Grégoire Bouillier : « Les Gilets jaunes ont forcé les gens à montrer leur vrai visage »

L’auteur du « Dossier M » publie « Charlot déprime », une incursion parmi les Gilets Jaunes doublée d’une analyse sanglante de la haine des riches envers les pauvres. Entretien.

Grégoire Bouillier n’est jamais là où on l’attend. Coutumier des petits volumes, il surprenait il y a un an et demi avec deux tomes de près de mille pages chacun. Aujourd’hui, ce virtuose de l’introspection sort de son monde intérieur pour voir ce qui se passe dans la rue, cette drôle de tragédie sociale qui se joue depuis plusieurs mois, avec pour décor les Champs-Elysées et l’Arc de Triomphe, dont « Charlot déprime » — le titre de son livre — est l’anagramme. Une démarche qui intrigue, d’autant qu’on a peu lu les écrivains sur ce qu’il est convenu d’appeler « la crise des Gilets jaunes ».

« Ecrire ? Mais écrire quoi ? », s’interroge Bouillier dans son court texte. Plutôt que gloser depuis son bureau, il a décidé de participer à l’acte IV, le 8 décembre 2018. Il observe et rend compte de la manifestation en écrivain et non en journaliste, n’hésitant pas à glisser qu’il a mal aux pieds à force de marcher ou qu’il trouve jolie une jeune infirmière rousse. Des « Choses vues » à la Hugo, la charge anti-capitaliste en plus. Bouillier prend fait et cause pour les Gilets jaunes, étrille le pouvoir, la finance. Souvent sans beaucoup de nuances. Mais il le fait, là encore, en romancier, recourant au rêve pour mieux saisir le réel.

LIRE AUSSI : « le Dossier M », le livre qui n’aurait jamais dû voir le jour

On l’a rencontré le 29 mars, à la veille de l’acte XX, dans une brasserie chic de Montparnasse. L’occasion de parler du (relatif) silence des intellectuels, du rôle de la littérature et de ce qu’il appelle un « racisme » anti-pauvres.

L’OBS. Vous êtes connu pour vos textes très personnels. On ne vous attendait pas forcément sur le terrain politique.

Grégoire Bouillier. Dans le livre 1 du « Dossier M », il y avait quand même une quarantaine de pages qui décrivaient dans le détail tous les méfaits découlant de la révolution conservatrice et ultralibérale des années 80. Ce qui se passe actuellement ne me surprend donc pas. Tous mes livres expriment, dans le fond ou dans la forme, une résistance à l’époque. Ce n’est pas nouveau pour moi. Qu’on ne l’ait pas remarqué avant, c’est plutôt cela qui m’étonne.
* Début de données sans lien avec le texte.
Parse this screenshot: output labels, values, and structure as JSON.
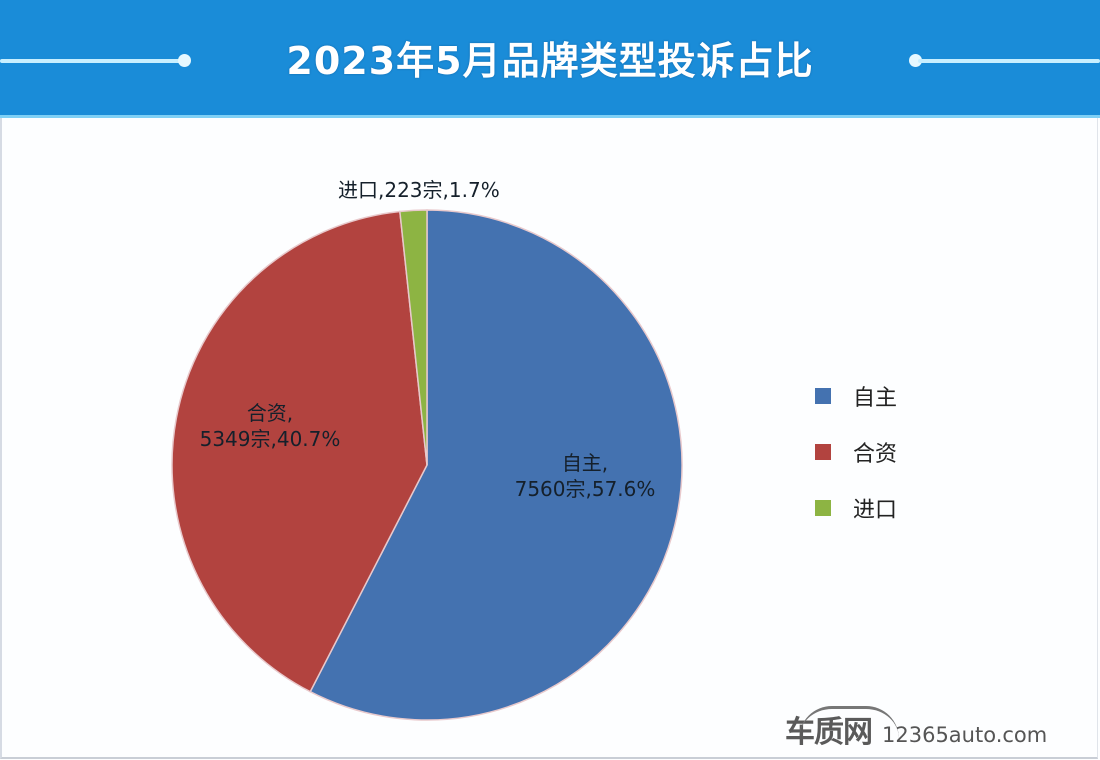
{
  "header": {
    "title": "2023年5月品牌类型投诉占比"
  },
  "chart_data": {
    "type": "pie",
    "title": "2023年5月品牌类型投诉占比",
    "unit": "宗",
    "categories": [
      "自主",
      "合资",
      "进口"
    ],
    "values": [
      7560,
      5349,
      223
    ],
    "percentages": [
      57.6,
      40.7,
      1.7
    ],
    "colors": [
      "#4472b0",
      "#b2433f",
      "#8db443"
    ],
    "start_angle": "12 o'clock, clockwise",
    "data_labels": [
      "自主,\n7560宗,57.6%",
      "合资,\n5349宗,40.7%",
      "进口,223宗,1.7%"
    ],
    "legend_position": "right"
  },
  "labels": {
    "zizhu_line1": "自主,",
    "zizhu_line2": "7560宗,57.6%",
    "hezi_line1": "合资,",
    "hezi_line2": "5349宗,40.7%",
    "jinkou": "进口,223宗,1.7%"
  },
  "legend": {
    "items": [
      {
        "label": "自主",
        "color": "#4472b0"
      },
      {
        "label": "合资",
        "color": "#b2433f"
      },
      {
        "label": "进口",
        "color": "#8db443"
      }
    ]
  },
  "watermark": {
    "brand": "车质网",
    "url": "12365auto.com"
  }
}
Pourquoi votre conscience politique a-t-elle été réveillée par les Gilets jaunes plus que par Nuit Debout ou la lutte contre le changement climatique, par exemple ?

G. B. Je suis passé complètement au travers de Nuit Debout parce qu’à cette époque, il se passait certaines choses dans ma vie privée qui me rendaient indisponibles au reste. Je m’en veux d’avoir raté ça, mais on rate parfois les rendez-vous avec son époque. C’est comme ça. Je suis sûr qu’il y a des gens qui se fichent totalement des Gilets jaunes parce qu’ils viennent de tomber amoureux. C’est dans leur existence qu’une révolution a lieu.

Cela dit, la première impulsion qui m’a conduit à m’intéresser aux Gilets jaunes en tant qu’écrivain – et je précise bien : en tant qu’écrivain –, c’est le silence du milieu littéraire et, plus généralement, du monde de la culture. Ce silence, je l’ai trouvé assourdissant. Je m’attendais à ce que des écrivains, mais aussi des rappeurs, des rockers, des « chanteurs populaires », des comédiens, des cinéastes, etc., prennent la parole, se sentent concernés un minimum. En Algérie, plein d’artistes et d’intellectuels soutiennent ce qui est en train de se passer. En tout cas, ils s’expriment, ils ont des trucs à dire. Ils ne sont pas hors du coup. Je ne dis pas que la situation en France et en Algérie, c’est la même chose ; mais bon. Je n’imaginais pas chez nous une telle démission.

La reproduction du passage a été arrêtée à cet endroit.